People also miss title inflation. A “manager” in one company is an entry-level role in another. A state filter cannot correct that mismatch. Only level, scope, and function do that.
A fourth mistake is ignoring taxes and commute. Gross salary looks clean. Usable income does not. If the move adds a longer commute, more tax, or higher housing costs, the larger headline number loses weight fast.
Finally, stale data creates false confidence. A salary chart from last year does not help much after a hiring freeze, a new pay transparency law, or a remote policy shift.
Bottom Line
Use salary by state filters as a screen, not a verdict. They work best for broad comparison and quick sorting. They fail when pay follows a city, an employer band, a license, or a contract.
The cleanest approach is simple: start with the state, verify with the metro, then decide with the employer posting. That sequence keeps the shortcut useful without letting it mislead the search.
FAQ
How accurate is a state salary filter?
It is accurate as a broad benchmark and weak as a final decision tool. It gives a fast read on geography, then loses precision when city mix, employer policy, or job level changes the pay.

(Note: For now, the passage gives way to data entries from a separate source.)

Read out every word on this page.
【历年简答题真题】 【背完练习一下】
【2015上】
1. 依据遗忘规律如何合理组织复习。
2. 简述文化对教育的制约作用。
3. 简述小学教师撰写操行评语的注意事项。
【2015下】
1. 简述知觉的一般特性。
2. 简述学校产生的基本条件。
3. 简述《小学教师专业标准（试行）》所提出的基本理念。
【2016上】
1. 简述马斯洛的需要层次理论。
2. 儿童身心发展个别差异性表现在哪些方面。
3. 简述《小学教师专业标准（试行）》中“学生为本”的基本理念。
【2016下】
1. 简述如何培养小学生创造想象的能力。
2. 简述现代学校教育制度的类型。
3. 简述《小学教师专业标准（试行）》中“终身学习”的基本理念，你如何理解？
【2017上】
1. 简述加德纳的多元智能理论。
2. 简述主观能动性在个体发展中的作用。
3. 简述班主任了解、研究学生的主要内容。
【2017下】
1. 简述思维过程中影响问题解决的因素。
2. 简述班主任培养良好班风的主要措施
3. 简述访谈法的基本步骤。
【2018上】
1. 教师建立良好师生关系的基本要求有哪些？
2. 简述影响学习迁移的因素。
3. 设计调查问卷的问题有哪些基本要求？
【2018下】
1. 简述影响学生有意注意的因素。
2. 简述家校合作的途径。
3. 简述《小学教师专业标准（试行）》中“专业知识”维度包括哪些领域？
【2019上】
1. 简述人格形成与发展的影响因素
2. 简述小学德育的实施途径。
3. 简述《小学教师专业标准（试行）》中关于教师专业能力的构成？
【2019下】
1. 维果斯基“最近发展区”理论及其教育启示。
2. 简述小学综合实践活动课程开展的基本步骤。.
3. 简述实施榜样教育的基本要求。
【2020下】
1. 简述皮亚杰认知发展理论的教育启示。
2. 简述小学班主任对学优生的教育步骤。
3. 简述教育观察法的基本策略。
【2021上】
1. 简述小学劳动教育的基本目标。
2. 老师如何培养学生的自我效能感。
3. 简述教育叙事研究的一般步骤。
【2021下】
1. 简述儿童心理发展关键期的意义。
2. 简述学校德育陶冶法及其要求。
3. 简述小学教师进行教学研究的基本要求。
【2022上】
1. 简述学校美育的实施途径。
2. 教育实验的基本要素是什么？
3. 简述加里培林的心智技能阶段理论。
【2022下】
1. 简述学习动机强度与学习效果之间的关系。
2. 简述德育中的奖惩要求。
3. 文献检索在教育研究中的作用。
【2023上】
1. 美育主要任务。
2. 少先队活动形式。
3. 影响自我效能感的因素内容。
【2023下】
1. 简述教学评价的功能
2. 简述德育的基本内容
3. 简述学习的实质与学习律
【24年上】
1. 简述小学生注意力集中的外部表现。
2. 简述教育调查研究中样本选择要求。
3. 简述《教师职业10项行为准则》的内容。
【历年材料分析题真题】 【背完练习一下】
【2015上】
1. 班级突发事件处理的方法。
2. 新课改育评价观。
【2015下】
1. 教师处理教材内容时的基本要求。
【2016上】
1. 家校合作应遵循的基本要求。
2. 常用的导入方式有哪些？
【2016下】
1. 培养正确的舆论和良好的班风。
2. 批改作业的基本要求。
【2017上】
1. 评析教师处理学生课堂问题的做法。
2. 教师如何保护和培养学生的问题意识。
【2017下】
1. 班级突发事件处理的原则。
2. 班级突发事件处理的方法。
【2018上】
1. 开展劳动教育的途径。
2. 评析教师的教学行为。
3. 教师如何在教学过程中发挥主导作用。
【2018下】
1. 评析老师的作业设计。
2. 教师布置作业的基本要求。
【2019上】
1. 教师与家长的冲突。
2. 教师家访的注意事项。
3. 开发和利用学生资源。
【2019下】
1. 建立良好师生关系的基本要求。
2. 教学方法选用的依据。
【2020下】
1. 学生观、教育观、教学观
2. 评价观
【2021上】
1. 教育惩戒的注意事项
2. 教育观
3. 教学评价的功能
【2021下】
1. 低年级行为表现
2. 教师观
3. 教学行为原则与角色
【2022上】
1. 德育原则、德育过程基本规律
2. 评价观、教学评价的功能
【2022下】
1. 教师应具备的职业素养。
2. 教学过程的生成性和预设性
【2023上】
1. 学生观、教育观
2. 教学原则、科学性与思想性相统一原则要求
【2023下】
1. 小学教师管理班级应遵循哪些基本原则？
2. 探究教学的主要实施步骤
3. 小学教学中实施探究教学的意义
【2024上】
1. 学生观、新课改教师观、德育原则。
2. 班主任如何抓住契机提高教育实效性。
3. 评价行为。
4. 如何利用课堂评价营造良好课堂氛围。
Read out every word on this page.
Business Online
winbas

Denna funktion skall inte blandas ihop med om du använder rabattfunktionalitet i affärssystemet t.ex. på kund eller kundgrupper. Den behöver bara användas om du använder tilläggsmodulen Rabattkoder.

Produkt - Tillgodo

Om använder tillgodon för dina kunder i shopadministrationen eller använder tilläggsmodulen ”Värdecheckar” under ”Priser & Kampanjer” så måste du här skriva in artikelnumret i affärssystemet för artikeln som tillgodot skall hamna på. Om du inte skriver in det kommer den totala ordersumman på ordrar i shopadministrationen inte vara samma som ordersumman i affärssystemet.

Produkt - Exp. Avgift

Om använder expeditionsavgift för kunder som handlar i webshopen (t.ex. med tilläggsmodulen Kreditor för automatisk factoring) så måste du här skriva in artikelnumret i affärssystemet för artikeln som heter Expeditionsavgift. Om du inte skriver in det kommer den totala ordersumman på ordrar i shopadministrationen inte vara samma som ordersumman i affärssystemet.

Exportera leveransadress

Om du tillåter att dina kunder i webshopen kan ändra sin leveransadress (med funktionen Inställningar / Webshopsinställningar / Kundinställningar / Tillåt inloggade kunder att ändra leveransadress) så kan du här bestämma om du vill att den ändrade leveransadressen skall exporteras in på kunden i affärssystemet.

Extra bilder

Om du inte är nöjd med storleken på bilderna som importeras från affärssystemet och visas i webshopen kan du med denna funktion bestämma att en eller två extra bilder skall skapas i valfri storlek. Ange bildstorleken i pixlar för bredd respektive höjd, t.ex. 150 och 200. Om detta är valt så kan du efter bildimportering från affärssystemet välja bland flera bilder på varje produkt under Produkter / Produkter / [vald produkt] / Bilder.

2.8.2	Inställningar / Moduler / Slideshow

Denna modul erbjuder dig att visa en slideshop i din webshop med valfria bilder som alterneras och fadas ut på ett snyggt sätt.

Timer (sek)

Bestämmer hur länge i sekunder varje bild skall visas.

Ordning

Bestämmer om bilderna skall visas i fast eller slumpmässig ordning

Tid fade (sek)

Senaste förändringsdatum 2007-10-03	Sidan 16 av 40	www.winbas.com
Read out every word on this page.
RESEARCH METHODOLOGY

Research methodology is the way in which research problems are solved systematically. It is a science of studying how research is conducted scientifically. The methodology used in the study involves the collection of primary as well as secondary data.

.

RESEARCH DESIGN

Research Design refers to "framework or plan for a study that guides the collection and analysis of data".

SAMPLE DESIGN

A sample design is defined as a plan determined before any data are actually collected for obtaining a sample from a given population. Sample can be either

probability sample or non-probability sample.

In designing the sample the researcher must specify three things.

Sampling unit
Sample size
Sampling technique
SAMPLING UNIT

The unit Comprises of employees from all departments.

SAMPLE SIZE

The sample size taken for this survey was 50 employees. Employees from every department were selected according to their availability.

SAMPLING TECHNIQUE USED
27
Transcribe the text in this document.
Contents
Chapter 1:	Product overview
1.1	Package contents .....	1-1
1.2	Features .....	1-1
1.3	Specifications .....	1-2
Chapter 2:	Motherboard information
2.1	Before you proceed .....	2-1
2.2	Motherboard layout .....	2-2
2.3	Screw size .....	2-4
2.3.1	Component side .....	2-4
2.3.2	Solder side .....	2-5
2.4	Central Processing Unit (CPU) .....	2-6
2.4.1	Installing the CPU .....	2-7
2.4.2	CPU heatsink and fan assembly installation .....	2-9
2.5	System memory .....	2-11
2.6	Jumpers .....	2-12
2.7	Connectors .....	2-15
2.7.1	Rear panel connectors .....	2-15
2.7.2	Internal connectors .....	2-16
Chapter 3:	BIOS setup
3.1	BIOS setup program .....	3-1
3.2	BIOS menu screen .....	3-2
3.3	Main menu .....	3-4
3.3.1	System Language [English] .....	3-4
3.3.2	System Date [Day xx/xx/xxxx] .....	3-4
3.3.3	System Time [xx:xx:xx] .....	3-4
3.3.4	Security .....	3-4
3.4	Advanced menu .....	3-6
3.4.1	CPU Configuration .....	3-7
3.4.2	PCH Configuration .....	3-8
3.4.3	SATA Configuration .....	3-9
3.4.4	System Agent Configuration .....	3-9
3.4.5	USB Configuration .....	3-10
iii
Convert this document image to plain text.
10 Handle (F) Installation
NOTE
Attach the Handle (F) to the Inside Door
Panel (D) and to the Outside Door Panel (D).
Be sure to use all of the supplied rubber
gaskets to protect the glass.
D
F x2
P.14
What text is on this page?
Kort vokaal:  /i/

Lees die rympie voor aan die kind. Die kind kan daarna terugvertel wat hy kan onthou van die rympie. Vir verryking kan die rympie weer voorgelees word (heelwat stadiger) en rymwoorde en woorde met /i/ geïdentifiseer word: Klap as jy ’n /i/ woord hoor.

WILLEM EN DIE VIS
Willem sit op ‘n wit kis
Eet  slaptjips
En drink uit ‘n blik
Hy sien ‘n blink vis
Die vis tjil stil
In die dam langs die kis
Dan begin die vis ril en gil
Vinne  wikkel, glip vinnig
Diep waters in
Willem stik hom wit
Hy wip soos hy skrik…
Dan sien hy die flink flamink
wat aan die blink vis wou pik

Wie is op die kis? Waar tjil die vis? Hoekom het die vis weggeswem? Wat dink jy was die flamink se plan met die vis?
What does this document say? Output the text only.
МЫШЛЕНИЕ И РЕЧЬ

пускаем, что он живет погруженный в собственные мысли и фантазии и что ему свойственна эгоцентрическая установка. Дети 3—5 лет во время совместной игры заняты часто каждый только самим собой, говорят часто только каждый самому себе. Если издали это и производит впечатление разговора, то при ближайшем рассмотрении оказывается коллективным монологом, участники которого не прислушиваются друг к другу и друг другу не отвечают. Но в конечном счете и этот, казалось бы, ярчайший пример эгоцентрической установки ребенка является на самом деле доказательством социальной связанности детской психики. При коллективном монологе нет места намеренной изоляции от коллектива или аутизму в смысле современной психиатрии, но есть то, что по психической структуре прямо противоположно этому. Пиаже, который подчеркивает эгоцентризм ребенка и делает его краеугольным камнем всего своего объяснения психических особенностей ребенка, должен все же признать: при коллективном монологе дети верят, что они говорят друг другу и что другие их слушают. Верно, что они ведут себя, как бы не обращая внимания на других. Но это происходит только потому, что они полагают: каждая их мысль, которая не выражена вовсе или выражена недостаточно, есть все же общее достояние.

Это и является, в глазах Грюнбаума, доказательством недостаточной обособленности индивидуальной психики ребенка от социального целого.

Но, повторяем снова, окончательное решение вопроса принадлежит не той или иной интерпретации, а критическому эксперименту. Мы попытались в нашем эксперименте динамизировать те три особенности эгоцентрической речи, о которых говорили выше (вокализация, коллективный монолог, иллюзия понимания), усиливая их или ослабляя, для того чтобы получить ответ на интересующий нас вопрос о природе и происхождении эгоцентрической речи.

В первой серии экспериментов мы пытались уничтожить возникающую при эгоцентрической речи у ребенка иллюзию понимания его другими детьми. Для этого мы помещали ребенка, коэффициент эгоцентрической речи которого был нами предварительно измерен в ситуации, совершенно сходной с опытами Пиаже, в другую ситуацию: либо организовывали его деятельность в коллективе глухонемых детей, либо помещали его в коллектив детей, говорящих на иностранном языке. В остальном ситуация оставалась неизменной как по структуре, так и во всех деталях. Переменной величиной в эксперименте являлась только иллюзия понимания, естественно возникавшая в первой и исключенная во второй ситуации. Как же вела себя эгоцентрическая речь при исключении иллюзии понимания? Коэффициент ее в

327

Should I use a state filter for remote jobs?
Use it only after checking the employer’s pay policy. Remote pay follows the company’s location rule first, then the state benchmark second.
What matters more than state data?
Job level, employer pay band, metro data, and compensation structure matter more. If the posting gives any of those details, use them before the state number.
How do I compare two states with different taxes?
Compare take-home pay, housing, and commute costs, not gross salary alone. A higher headline salary does not equal more usable income.
When is a state filter good enough?
It is good enough for early screening when the title is broad, the role is not tied to one city, and the salary spread stays close to your target. If the difference changes your choice by 10% to 15%, move to metro or employer-level data.